The single loss expectancy (SLE) is the product of the value ($16,000) and the exposure factor (.35), or $5,600

Question 21

During a meeting, you present management with a list of access controls used on your network. Which of the following controls is an example of a corrective control?

IDS

Audit logs

Antivirus software

Answer 21

Antivirus software

Antivirus is an example of a corrective control. A corrective control is designed to correct a situation

Question 22

You are the new security administrator and have discovered your company lacks deterrent controls. Which of the following would you install that satisfies your needs? (Choose two.)

Lighting

Motion sensor

No trespassing signs

Antivirus scanner

Answer 22

Lighting

No trespassing signs

A deterrent control is used to warn a potential attacker not to attack. Lighting added to the perimeter and warning signs such as a “no trespassing” sign are deterrent controls

Question 23

Your company’s security policy includes system testing and security awareness training guidelines. Which of the following control types is this?

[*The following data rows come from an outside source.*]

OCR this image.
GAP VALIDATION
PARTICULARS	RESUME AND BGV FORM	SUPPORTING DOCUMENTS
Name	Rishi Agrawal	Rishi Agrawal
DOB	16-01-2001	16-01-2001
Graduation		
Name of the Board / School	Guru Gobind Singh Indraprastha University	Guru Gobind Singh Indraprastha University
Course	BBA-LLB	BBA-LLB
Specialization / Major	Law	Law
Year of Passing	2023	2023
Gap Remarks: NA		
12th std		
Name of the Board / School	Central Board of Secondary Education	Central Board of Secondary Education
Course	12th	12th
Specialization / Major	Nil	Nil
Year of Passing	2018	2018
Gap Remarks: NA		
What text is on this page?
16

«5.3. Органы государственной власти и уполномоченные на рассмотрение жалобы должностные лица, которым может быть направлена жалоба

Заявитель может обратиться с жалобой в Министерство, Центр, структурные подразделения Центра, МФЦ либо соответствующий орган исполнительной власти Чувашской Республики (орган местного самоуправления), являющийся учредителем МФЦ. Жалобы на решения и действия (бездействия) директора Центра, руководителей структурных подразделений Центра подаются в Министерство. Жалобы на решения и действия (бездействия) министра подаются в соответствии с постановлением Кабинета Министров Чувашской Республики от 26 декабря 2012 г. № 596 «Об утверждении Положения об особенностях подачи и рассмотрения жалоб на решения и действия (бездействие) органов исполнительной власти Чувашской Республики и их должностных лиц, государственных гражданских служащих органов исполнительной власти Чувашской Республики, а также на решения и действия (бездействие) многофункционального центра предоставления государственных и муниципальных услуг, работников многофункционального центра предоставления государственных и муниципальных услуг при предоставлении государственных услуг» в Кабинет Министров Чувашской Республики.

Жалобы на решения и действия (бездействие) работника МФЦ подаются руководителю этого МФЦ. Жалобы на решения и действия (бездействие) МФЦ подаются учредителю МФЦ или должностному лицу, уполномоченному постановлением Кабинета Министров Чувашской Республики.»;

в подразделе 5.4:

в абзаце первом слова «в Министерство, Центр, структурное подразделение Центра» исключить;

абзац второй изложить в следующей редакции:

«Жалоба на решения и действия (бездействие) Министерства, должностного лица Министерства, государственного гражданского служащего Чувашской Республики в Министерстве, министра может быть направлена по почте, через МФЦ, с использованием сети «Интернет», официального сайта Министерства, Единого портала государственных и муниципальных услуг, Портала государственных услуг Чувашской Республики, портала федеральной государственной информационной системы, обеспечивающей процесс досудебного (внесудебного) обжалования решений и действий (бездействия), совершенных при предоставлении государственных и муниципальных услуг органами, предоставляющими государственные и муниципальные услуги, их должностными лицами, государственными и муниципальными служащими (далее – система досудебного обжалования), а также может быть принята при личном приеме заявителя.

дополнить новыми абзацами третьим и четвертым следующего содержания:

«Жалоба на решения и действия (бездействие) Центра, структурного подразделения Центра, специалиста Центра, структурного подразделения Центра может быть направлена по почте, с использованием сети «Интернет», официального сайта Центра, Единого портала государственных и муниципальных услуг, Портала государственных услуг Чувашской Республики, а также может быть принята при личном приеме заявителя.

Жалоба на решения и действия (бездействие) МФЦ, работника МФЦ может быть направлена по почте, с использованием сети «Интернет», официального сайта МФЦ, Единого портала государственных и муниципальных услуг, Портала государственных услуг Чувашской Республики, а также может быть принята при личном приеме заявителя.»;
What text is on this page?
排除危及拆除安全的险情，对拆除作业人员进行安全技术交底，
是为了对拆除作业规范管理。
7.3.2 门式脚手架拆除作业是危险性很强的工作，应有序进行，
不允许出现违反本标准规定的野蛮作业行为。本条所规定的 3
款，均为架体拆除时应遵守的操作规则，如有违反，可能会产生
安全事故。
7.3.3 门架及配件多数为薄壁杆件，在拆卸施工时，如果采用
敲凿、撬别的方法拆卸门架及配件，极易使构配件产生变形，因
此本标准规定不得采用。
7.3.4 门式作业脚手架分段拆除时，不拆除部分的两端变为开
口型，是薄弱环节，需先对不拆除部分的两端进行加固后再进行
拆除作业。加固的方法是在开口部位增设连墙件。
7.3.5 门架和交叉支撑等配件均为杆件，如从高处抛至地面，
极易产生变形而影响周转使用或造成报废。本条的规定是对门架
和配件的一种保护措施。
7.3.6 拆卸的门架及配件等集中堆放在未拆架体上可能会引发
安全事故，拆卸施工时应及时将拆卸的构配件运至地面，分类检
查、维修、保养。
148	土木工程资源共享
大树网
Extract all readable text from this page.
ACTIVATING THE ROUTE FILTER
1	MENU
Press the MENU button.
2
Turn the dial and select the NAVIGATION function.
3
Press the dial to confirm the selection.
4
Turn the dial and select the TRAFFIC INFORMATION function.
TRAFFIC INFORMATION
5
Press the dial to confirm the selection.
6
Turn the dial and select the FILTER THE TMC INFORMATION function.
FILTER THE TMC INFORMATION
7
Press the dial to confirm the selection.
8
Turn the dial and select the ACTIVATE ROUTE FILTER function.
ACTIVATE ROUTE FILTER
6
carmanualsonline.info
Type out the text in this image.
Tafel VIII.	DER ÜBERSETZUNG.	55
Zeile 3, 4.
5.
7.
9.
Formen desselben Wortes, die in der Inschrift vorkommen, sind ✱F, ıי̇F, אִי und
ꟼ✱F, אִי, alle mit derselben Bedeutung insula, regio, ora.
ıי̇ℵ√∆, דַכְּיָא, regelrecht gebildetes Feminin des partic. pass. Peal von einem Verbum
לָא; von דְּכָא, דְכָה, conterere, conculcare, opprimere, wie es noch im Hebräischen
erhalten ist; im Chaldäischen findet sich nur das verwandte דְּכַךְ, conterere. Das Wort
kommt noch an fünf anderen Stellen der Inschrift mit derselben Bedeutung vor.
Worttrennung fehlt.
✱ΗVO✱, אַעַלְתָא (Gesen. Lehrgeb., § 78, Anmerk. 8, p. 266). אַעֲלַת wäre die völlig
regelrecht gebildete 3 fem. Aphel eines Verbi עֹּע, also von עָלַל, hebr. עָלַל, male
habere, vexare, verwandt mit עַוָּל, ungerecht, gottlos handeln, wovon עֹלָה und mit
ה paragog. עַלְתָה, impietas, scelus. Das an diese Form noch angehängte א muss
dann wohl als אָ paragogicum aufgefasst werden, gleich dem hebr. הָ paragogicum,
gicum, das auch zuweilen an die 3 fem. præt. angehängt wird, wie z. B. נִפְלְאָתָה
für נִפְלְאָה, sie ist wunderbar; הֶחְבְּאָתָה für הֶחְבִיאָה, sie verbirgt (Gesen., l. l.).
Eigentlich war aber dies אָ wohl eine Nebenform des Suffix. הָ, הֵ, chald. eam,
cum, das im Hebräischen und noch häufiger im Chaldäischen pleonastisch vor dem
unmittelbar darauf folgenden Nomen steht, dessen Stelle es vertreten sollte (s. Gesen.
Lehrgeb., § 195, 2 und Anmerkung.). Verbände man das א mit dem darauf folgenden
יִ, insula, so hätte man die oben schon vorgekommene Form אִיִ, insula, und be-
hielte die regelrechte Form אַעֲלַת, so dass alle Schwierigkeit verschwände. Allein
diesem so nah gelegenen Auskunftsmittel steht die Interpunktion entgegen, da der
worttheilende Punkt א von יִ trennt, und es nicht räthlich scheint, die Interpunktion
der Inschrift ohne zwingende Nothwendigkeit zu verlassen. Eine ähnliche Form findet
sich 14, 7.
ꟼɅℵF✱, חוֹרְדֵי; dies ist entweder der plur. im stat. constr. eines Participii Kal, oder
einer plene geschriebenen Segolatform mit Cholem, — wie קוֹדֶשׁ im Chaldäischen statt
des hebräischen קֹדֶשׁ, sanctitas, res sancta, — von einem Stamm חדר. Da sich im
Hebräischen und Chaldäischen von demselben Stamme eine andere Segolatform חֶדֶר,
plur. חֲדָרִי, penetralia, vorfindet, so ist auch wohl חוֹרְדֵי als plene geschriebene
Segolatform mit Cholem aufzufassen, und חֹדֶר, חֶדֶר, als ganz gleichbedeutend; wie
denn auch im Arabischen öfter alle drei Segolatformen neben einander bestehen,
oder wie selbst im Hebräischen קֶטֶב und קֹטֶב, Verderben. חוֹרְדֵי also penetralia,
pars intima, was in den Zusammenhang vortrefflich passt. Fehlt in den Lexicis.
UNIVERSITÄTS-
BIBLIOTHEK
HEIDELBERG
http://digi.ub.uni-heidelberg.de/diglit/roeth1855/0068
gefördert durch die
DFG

Preventive technical control

Detective administrative control

Preventive administrative control

Answer 23

Preventive administrative control

Testing and training are preventative administrative controls. Administrative controls dictate how security policies should be executed to accomplish the company’s security goals

Question 24

Which step of the incident response process occurs after containment?

Recovery

Identification

Eradication

Answer 24

Eradication

Eradication is the next step after containment

Question 25

You are a security administrator for your company and you identify a security risk. You decide to continue with the current security plan. However, you develop a contingency plan in case the security risk occurs. Which of the following type of risk response technique are you demonstrating?

Accept

Transfer

Avoid

Answer 25

Accept

Risk acceptance is a strategy of recognizing, identifying, and accepting a risk that is sufficiently unlikely or has limited impact that a corrective control is not warranted

Question 26

Which of the following best visually shows the state of a computer at the time it was collected by law enforcement?

Screenshots

Identification

Tabletop exercise

Answer 26

Screenshots

Taking screenshots gives an investigator a useful way to collect information on a computer screen. Screenshots can be acquired in many ways and allow the investigator to reproduce what happened on the screen

Question 27

You are asked to protect the company’s data should a complete disaster occur. Which action would be the best option for this request?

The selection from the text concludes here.